Dernier en date, et on n’a rien perdu pour attendre, M. Philippe Bilger, magistrat honoraire (honoraire est probablement un synonyme de « désinhibé »). L’honoraire, donc, se lâche sur le site du Figaro, après la condamnation (symbolique) d’une militante Femen à un mois de prison avec sursis pour l’action (symbolique) consistant à mimer un avortement dans une église parisienne.

L’originalité du réquisitoire supplétif de M. Bilger, car c’en est un, consiste en un mélange d’appel à l’internement psychiatrique, façon URSS, assez inattendu chez un tel personnage, et du plus classique machisme graveleux.

À bien y réfléchir, la peine prononcée n’est pas véritablement le problème car pour cette femme de 31 ans, au risque de me faire lyncher par un féminisme qui ne recule devant rien, surtout pas devant l’absurde, on aurait pu concevoir l’alternative suivante.

Pour continuer sur le caractère contestataire de la nudité, une bonne fessée, n’en déplaise à Edwige Antier mais, après tout, Eloïse Bouton n’est plus une enfant.

Ou un repos d’une certaine durée dans un établissement de soins. Il y a des dérangements mentaux que l’idéologie occulte trop bien. Derrière l’extravagance publique du comportement, on devrait plus souvent s’attacher à la fêlure de l’esprit, au trouble de la personnalité. Il y a des atténuations de responsabilité sous les surfaces vindicatives et arrogantes.

Relisons la fin : « Des atténuations de responsabilité sous les surfaces arrogantes ». M. Bilger serait-il subrepticement passé du réquisitoire à la plaidoirie ?

À la même date, 17 décembre 2014, mais sur le site (plus chic) du Huffington post, Inna Schevchenko, publie, au nom des Femen[1], une lettre ouverte à la garde des Sceaux, Christiane Taubira.

Il semble que les Femen ont été réellement étonnées d’être traduites devant un tribunal, d’où peut-être un léger vent de panique. Il semble aussi que l’action menée dans une église a fissuré le bloc de soutien gouvernemental, étourdiment ou naïvement avoué par Caroline Fourest dans son livre récent[2]. Bref il fallait trouver une riposte. Elle fut d’abord un peu confuse, utilisant le mode d’action habituel (seins nus) en en modifiant le sous-titrage.

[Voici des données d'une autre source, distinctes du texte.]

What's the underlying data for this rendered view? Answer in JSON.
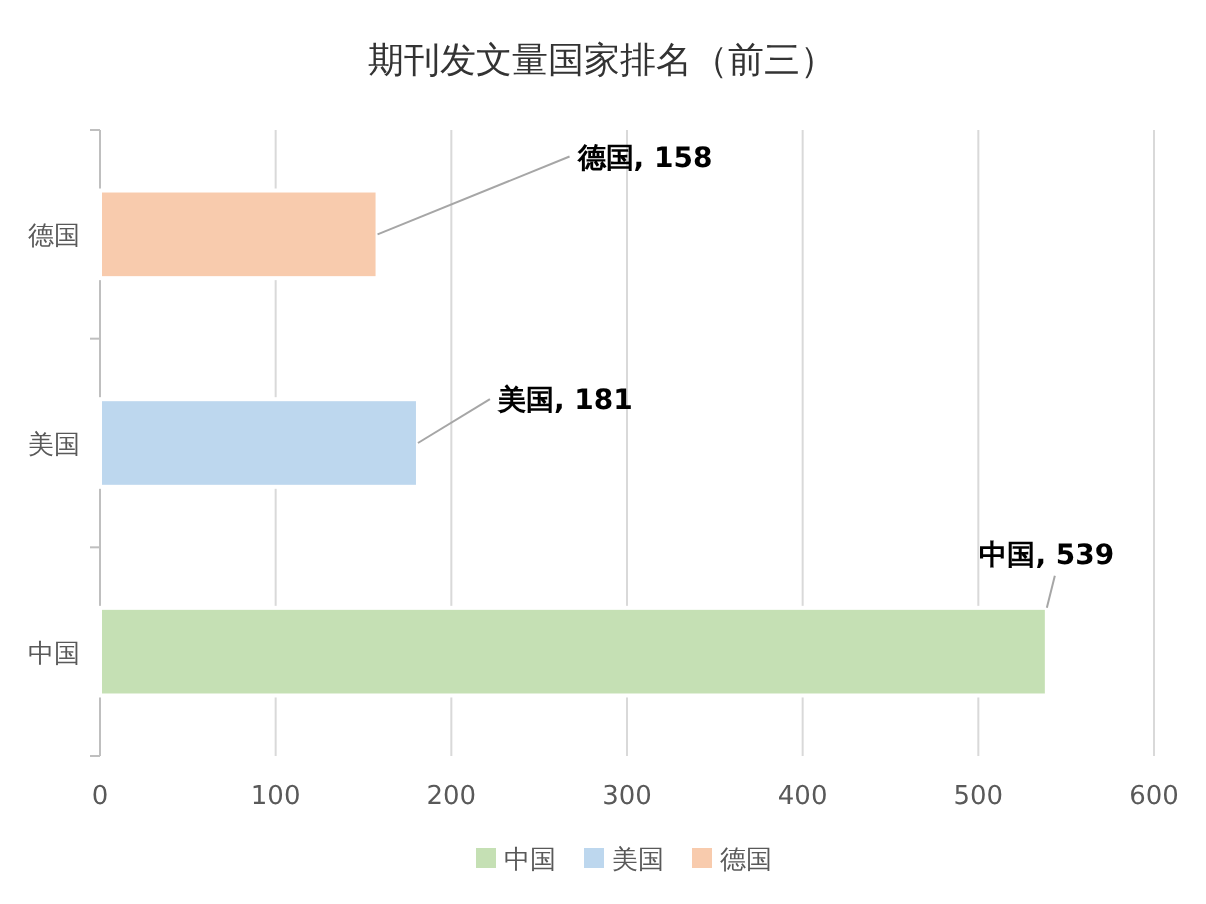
{
  "chart_data": {
    "type": "bar",
    "orientation": "horizontal",
    "title": "期刊发文量国家排名（前三）",
    "categories": [
      "德国",
      "美国",
      "中国"
    ],
    "series": [
      {
        "name": "中国",
        "color": "#c5e0b4",
        "values": [
          null,
          null,
          539
        ],
        "value_labels": [
          null,
          null,
          "中国, 539"
        ]
      },
      {
        "name": "美国",
        "color": "#bdd7ee",
        "values": [
          null,
          181,
          null
        ],
        "value_labels": [
          null,
          "美国, 181",
          null
        ]
      },
      {
        "name": "德国",
        "color": "#f8cbad",
        "values": [
          158,
          null,
          null
        ],
        "value_labels": [
          "德国, 158",
          null,
          null
        ]
      }
    ],
    "xlim": [
      0,
      600
    ],
    "xticks": [
      0,
      100,
      200,
      300,
      400,
      500,
      600
    ],
    "grid": "x",
    "legend": "bottom"
  }
}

On vit ainsi des jeunes femmes aller montrer leur poitrine dénudée au président de la République en lui demandant : « M. le président, est-ce que j’ai l’air d’une exhibitionniste ? » [d’une malade mentale, selon une autre version] Bonne pâte, le président répondit d’ailleurs par la négative… Et voilà que le texte ci-dessus évoqué vient intelligemment (c’était — je le jure ! — mon premier sentiment) répondre, enfin !, avec des arguments politiques et juridiques.

Certes, puisque nous sommes entre nous, je peux confier que l’affirmation suivante « À travers nos actions torse peint, nous entendons dénoncer l’hyper sexualisation du corps de la femme » relève du plus effronté foutage de gueule. Les action seins nus utilisent l’hyper sexualisation du corps féminin pour assurer la publicité des actions du groupe.

Laissons cela.

Par contre, il n’est pas inintéressant de souligner le manque de base légale de la différence faite entre la nudité des torses féminins et masculins. Des groupes de femmes aux États-Unis, je l’ai rappelé récemment, ont fait de la liberté de se promener torse nu leur cheval de bataille (voir ici-même Je chante le corps critique).

De surcroît, le texte explique et résume de manière claire la stratégie de nu-manifeste que pratiquent les Femen :

Femen peint des messages politiques sur ses seins pour protester contre cette représentation pervertie de nos corps. Nous reprenons possession de nos corps et nous les confrontons aux mœurs qui se doivent d’être bousculées pour obtenir l’égalité.

S’en tenant là, la lettre ouverte à Taubira aurait constitué (à ma connaissance) la première tentative de théoriser la pratique militante des activistes Femen.

Hélas !

Volonté brouillonne de trop bien faire, réelle niaiserie réformiste, conseils calamiteux ou (qui sait ?) pudibonderie… Toujours est-il que le texte croit utile de pousser plus loin sa critique des bases juridiques de l’inculpation pour « exhibition sexuelle ».

La loi ne précise pas quelles sont les parties du corps qui doivent être considérées comme « sexuelles » et il n’y a pas de raison a priori (c’est là que réside le bluff, éventuellement productif, du raisonnement) de considérer le torse féminin autrement que le masculin. Je dis bluff, parce que bien sûr la jurisprudence prend en compte l’état des mœurs, un a priori certes, mais ancré dans l’époque.

En gros disent les Femen : il n’est pas question de nos seins dans la loi, donc nous pouvons les montrer en public…

Mais elles ajoutent (et c’est moi qui souligne) :

Femen demande donc, au nom de l’égalité femme-homme portée par la Constitution, un éclaircissement et une précision de la définition légale de « l’exhibition sexuelle » où les amalgames sexistes n’auraient plus leur place. Ainsi, afin d’éviter toute interprétation sexiste de l’article 222-32 du Code pénal, une mention des seules parties génitales pourrait lui être ajoutée.

Au secours !

Les Femen demandent à l’État d’améliorer la loi répressive qui permettra de condamner les femmes et les hommes qui pratiquent le naturisme hors des réserves prévues à cet effet, et aux militant(e)s qui pratiquent le nu manifeste dans la rue et les endroits publics. Ceux-là, celles-là pourront être — les Femen vous le certifient — légitimement poursuivie(e)s et condamné(e)s pour « exhibition sexuelle ». Mais sans discrimination sexiste (un con = une bite). Quel progrès ! Décidemment, un vent nouveau souffle sur le féminisme français depuis qu’Inna Schevchenko a trouvé asile dans « le pays des Droits Humains » (comme elle dit).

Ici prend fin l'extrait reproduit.